— Дорогой мой! Но это — не ко мне! Права принадлежат немцу.

— А я ему уже оплатил права.

— Тогда чего Вы мне звоните?

— Из этических соображений.

— Как вы сказали???

— Из этических соображений.

Мне показалось, что связь прервалась.

— Алло! Алло!

И вдруг я услышал:

— Боже! Какое забытое слово. Да делайте с моей музыкой что хотите! Только покажите готовый фильм.

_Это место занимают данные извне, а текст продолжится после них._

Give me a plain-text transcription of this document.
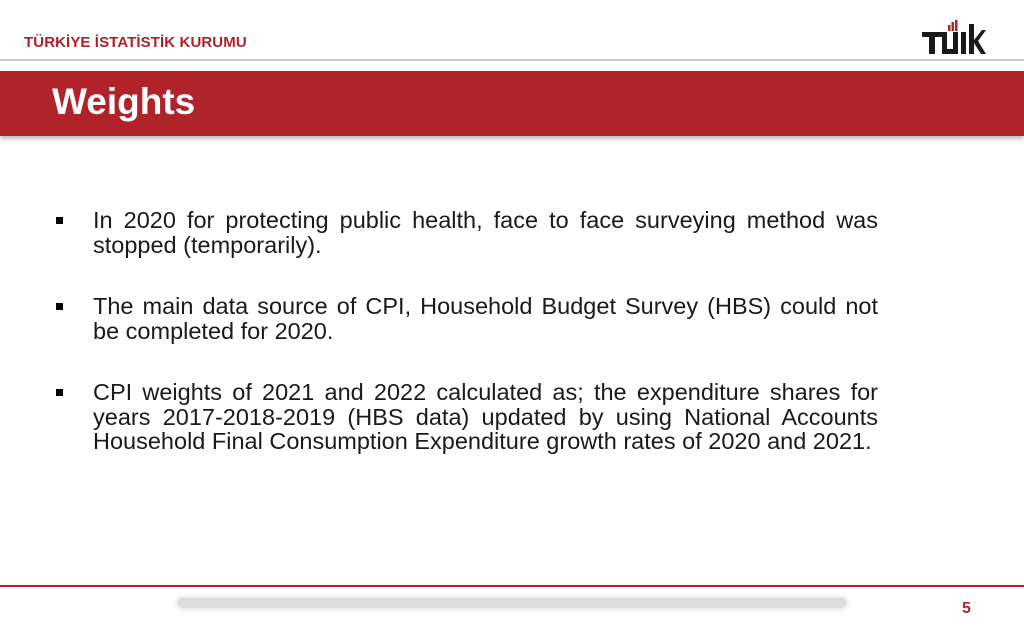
TÜRKİYE İSTATİSTİK KURUMU
Weights
In 2020 for protecting public health, face to face surveying method was stopped (temporarily).
The main data source of CPI, Household Budget Survey (HBS) could not be completed for 2020.
CPI weights of 2021 and 2022 calculated as; the expenditure shares for years 2017-2018-2019 (HBS data) updated by using National Accounts Household Final Consumption Expenditure growth rates of 2020 and 2021.
5
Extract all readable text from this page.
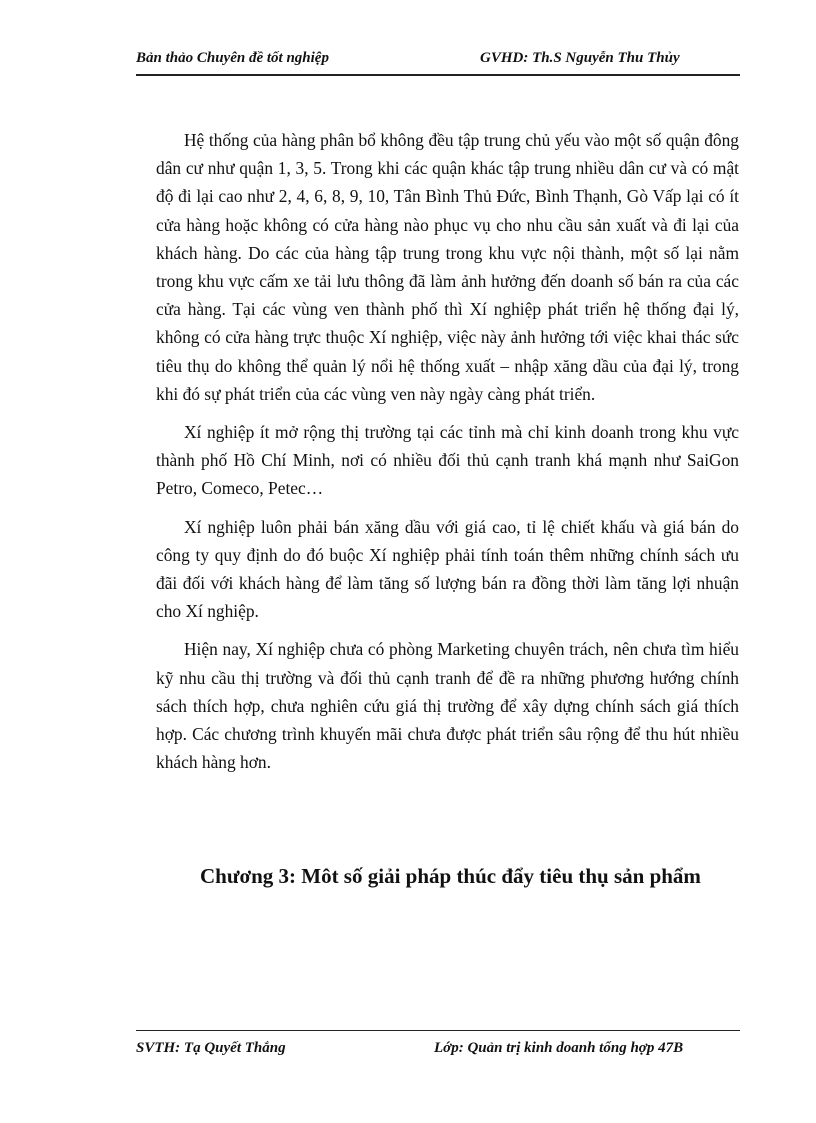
Bản thảo Chuyên đề tốt nghiệp	GVHD: Th.S Nguyễn Thu Thủy

Hệ thống của hàng phân bổ không đều tập trung chủ yếu vào một số quận đông dân cư như quận 1, 3, 5. Trong khi các quận khác tập trung nhiều dân cư và có mật độ đi lại cao như 2, 4, 6, 8, 9, 10, Tân Bình Thủ Đức, Bình Thạnh, Gò Vấp lại có ít cửa hàng hoặc không có cửa hàng nào phục vụ cho nhu cầu sản xuất và đi lại của khách hàng. Do các của hàng tập trung trong khu vực nội thành, một số lại nằm trong khu vực cấm xe tải lưu thông đã làm ảnh hưởng đến doanh số bán ra của các cửa hàng. Tại các vùng ven thành phố thì Xí nghiệp phát triển hệ thống đại lý, không có cửa hàng trực thuộc Xí nghiệp, việc này ảnh hưởng tới việc khai thác sức tiêu thụ do không thể quản lý nổi hệ thống xuất – nhập xăng dầu của đại lý, trong khi đó sự phát triển của các vùng ven này ngày càng phát triển.

Xí nghiệp ít mở rộng thị trường tại các tỉnh mà chỉ kinh doanh trong khu vực thành phố Hồ Chí Minh, nơi có nhiều đối thủ cạnh tranh khá mạnh như SaiGon Petro, Comeco, Petec…

Xí nghiệp luôn phải bán xăng dầu với giá cao, tỉ lệ chiết khấu và giá bán do công ty quy định do đó buộc Xí nghiệp phải tính toán thêm những chính sách ưu đãi đối với khách hàng để làm tăng số lượng bán ra đồng thời làm tăng lợi nhuận cho Xí nghiệp.

Hiện nay, Xí nghiệp chưa có phòng Marketing chuyên trách, nên chưa tìm hiểu kỹ nhu cầu thị trường và đối thủ cạnh tranh để đề ra những phương hướng chính sách thích hợp, chưa nghiên cứu giá thị trường để xây dựng chính sách giá thích hợp. Các chương trình khuyến mãi chưa được phát triển sâu rộng để thu hút nhiều khách hàng hơn.

Chương 3: Môt số giải pháp thúc đẩy tiêu thụ sản phẩm
SVTH: Tạ Quyết Thắng	Lớp: Quản trị kinh doanh tổng hợp 47B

На том и договорились. И вот фильм снят. Обрабатывали мы пленку на «Мосфильме». Случилось несчастье. В лаборатории нарушили температурный режим, и все склейки негатива потекли. Склеек на этой картине было много. После того, как склейки высохли, они потянули предыдущие и последующие кадры. Произошли непоправимые изменения геометрии кадров по всему фильму. Это было настоящее горе. Полтора года жизни — коту под хвост! Случись это лет десять назад, то на этом бы все и закончилось! Но это было начало третьего тысячелетия! Поэтому, слава компьютеру! Руководство «Мосфильма» под моим нажимом признало свою вину и выделило деньги на исправление. Все лето я просидел на «Мосфильме», где кадр за кадром восстанавливали изображение. Наконец, выгнали новый негатив и напечатали первую копию.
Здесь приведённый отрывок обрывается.